= R v Secretary of State for the Home Department, ex parte Doody =

UK court case regarding reasons for administrative decisions

R v Secretary of State for the Home Department, ex parte Doody [1993] UKHL 8, [1994] 1 AC 531 was an important UK constitutional law case concerning applications for judicial review.

==Facts==
Four prisoners, Stephen Doody, John David Pierson, Elfed Wayne Smart and Kenneth Pegg, serving mandatory life sentences, requested judicial review after the Home Secretary refused to release them after serving their minimum terms, but gave no reason for the decision. Under common law, there is no duty to give reasons for decisions; however, this case is one of the exceptions.

==Judgment==
Lord Mustill judged that the Home Secretary must give reasons for their decision. He argued that decisions made using a statutory power must be reached fairly, because all statutory powers are granted with the implicit assumption that they will be wielded fairly. As a result, he concluded it will often be necessary to allow a person to make representations, and therefore to allow them to know what they are responding to, they must be permitted to hear the reason they are having to make the representations at all.

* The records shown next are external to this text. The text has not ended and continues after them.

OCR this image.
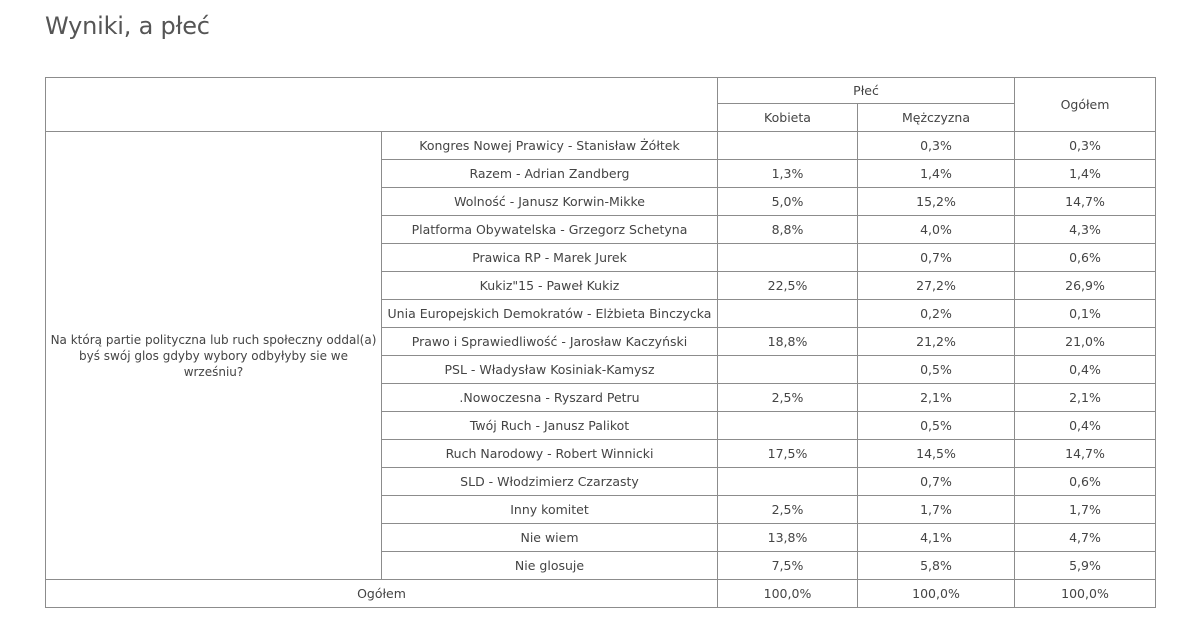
Wyniki, a płeć
		Płeć		Ogółem
		Kobieta	Mężczyzna	
Na którą partie polityczna lub ruch społeczny oddal(a) byś swój glos gdyby wybory odbyłyby sie we wrześniu?	Kongres Nowej Prawicy - Stanisław Żółtek		0,3%	0,3%
	Razem - Adrian Zandberg	1,3%	1,4%	1,4%
	Wolność - Janusz Korwin-Mikke	5,0%	15,2%	14,7%
	Platforma Obywatelska - Grzegorz Schetyna	8,8%	4,0%	4,3%
	Prawica RP - Marek Jurek		0,7%	0,6%
	Kukiz"15 - Paweł Kukiz	22,5%	27,2%	26,9%
	Unia Europejskich Demokratów - Elżbieta Binczycka		0,2%	0,1%
	Prawo i Sprawiedliwość - Jarosław Kaczyński	18,8%	21,2%	21,0%
	PSL - Władysław Kosiniak-Kamysz		0,5%	0,4%
	.Nowoczesna - Ryszard Petru	2,5%	2,1%	2,1%
	Twój Ruch - Janusz Palikot		0,5%	0,4%
	Ruch Narodowy - Robert Winnicki	17,5%	14,5%	14,7%
	SLD - Włodzimierz Czarzasty		0,7%	0,6%
	Inny komitet	2,5%	1,7%	1,7%
	Nie wiem	13,8%	4,1%	4,7%
	Nie glosuje	7,5%	5,8%	5,9%
Ogółem		100,0%	100,0%	100,0%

What does fairness require in the present case? My Lords, I think it unnecessary to refer by name or to quote from, any of the often-cited authorities in which the courts have explained what is essentially an intuitive judgment. They are far too well known. From them, I derive that:-
1. Where an Act of Parliament confers an administrative power there is a presumption that it will be exercised in a manner which is fair in all the circumstances.
2. The standards of fairness are not immutable. They may change with the passage of time, both in the general and in their application to decisions of a particular type.
3. The principles of fairness are not to be applied by rote identically in every situation. What fairness demands is dependent on the context of the decision, and this is to be taken into account in all its aspects.
4. An essential feature of the context is the statute which creates the discretion, as regards both its language and the shape of the legal and administrative system within which the decision is taken.
5. Fairness will very often require that a person who may be adversely affected by the decision will have an opportunity to make representations on his own behalf either before the decision is taken with a view to producing a favourable result; or after it is taken, with a view to procuring its modification; or both.
6. Since the person affected usually cannot make worthwhile representations without knowing what factors may weigh against his interests fairness will very often require that he is informed of the gist of the case which he has to answer.